Nel suo programma elettorale, il Partito democratico, guidato da Enrico Letta, sostiene che ci sia la necessità di mantenere il sussidio, purché venga ricalibrato. Per ottenere ciò, il partito di centrosinistra vorrebbe che si prestasse maggior attenzione alle indicazioni dalla commissione Saraceno. La sociologa Chiara Saraceno è la professoressa messa a capo del comitato scientifico che nel novembre scorso ha presentato una relazione sulle modifiche da apportare al Rdc.
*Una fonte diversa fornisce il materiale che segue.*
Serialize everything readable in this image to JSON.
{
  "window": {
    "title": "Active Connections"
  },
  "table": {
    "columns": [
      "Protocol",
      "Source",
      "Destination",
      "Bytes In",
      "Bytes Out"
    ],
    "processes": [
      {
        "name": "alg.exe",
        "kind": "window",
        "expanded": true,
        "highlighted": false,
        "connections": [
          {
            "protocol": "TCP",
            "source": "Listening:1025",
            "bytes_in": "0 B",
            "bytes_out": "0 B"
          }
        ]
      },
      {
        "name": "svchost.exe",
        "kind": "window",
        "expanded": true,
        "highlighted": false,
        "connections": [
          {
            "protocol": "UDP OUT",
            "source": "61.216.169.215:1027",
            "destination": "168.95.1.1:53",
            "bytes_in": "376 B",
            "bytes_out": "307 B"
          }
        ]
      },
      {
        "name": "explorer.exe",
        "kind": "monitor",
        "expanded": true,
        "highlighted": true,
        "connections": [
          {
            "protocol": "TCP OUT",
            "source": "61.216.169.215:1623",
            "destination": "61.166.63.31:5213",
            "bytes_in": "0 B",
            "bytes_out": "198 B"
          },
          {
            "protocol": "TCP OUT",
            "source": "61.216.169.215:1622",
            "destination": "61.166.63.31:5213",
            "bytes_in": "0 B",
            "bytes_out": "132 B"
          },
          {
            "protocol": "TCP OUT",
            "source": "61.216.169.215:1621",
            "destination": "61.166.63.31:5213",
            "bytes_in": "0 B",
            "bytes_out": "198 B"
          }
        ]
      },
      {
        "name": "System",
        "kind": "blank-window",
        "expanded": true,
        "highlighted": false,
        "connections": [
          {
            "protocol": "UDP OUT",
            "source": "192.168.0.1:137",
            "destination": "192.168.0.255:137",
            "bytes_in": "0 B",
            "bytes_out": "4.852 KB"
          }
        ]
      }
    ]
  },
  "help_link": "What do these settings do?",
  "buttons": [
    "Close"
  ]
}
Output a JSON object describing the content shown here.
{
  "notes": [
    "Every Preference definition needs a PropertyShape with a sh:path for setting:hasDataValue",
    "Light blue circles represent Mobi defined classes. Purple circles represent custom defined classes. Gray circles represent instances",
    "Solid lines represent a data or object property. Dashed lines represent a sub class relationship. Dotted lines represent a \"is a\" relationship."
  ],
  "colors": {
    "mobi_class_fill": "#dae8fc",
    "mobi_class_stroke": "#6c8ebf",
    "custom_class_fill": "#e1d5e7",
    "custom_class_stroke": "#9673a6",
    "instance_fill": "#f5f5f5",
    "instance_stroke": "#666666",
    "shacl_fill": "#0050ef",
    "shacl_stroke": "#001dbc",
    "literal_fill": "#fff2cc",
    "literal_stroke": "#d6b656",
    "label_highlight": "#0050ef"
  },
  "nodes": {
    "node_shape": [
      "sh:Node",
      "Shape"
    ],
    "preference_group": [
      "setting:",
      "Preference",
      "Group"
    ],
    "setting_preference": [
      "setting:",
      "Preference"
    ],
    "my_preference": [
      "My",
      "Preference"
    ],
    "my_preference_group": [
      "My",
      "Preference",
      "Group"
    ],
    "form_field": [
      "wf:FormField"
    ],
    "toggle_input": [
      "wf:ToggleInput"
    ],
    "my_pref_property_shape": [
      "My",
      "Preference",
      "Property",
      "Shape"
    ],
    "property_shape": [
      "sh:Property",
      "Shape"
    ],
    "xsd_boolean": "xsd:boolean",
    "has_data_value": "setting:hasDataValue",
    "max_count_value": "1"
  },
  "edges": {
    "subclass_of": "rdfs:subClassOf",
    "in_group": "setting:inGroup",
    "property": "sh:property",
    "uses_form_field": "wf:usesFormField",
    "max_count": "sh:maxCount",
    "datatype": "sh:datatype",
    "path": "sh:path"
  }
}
In particolare, il Pd ha indicato tre proposte avanzate dal Comitato: la revisione dei criteri con cui funziona il reddito di cittadinanza, che al momento penalizzano le famiglie più numerose con minori; la possibilità per i percettori del reddito di cittadinanza di conservare una parte del sussidio, nel caso in cui trovino un’occupazione, per non disincentivare la ricerca del lavoro; e la riduzione dei 10 anni di residenza in Italia richiesta per accedere al sussidio.

Renzi e Calenda: stop al sussidio a chi rifiuta un’offerta congrua

Matteo Renzi, leader di Italia Viva, e Carlo Calenda, leader di Azione, si sono espressi in maniera molto chiara e dura nei confronti del reddito di cittadinanza. Nel loro programma elettorale puntano a modifiche per riequilibrare un piano “pensato male” con “troppi obiettivi” e che “ha mostrato tutti i suoi limiti”. Per fare ciò andrebbe seguita la strada che aveva iniziato a tracciare il premier Mario Draghi. L’idea è quella di continuare a tutelare i cittadini che non hanno la possibilità di svolgere una professione. Storia diversa per chi rifiuta un’offerta di lavoro congrua: Renzi e Calenda propongono lo stop al sussidio dopo un solo rifiuto.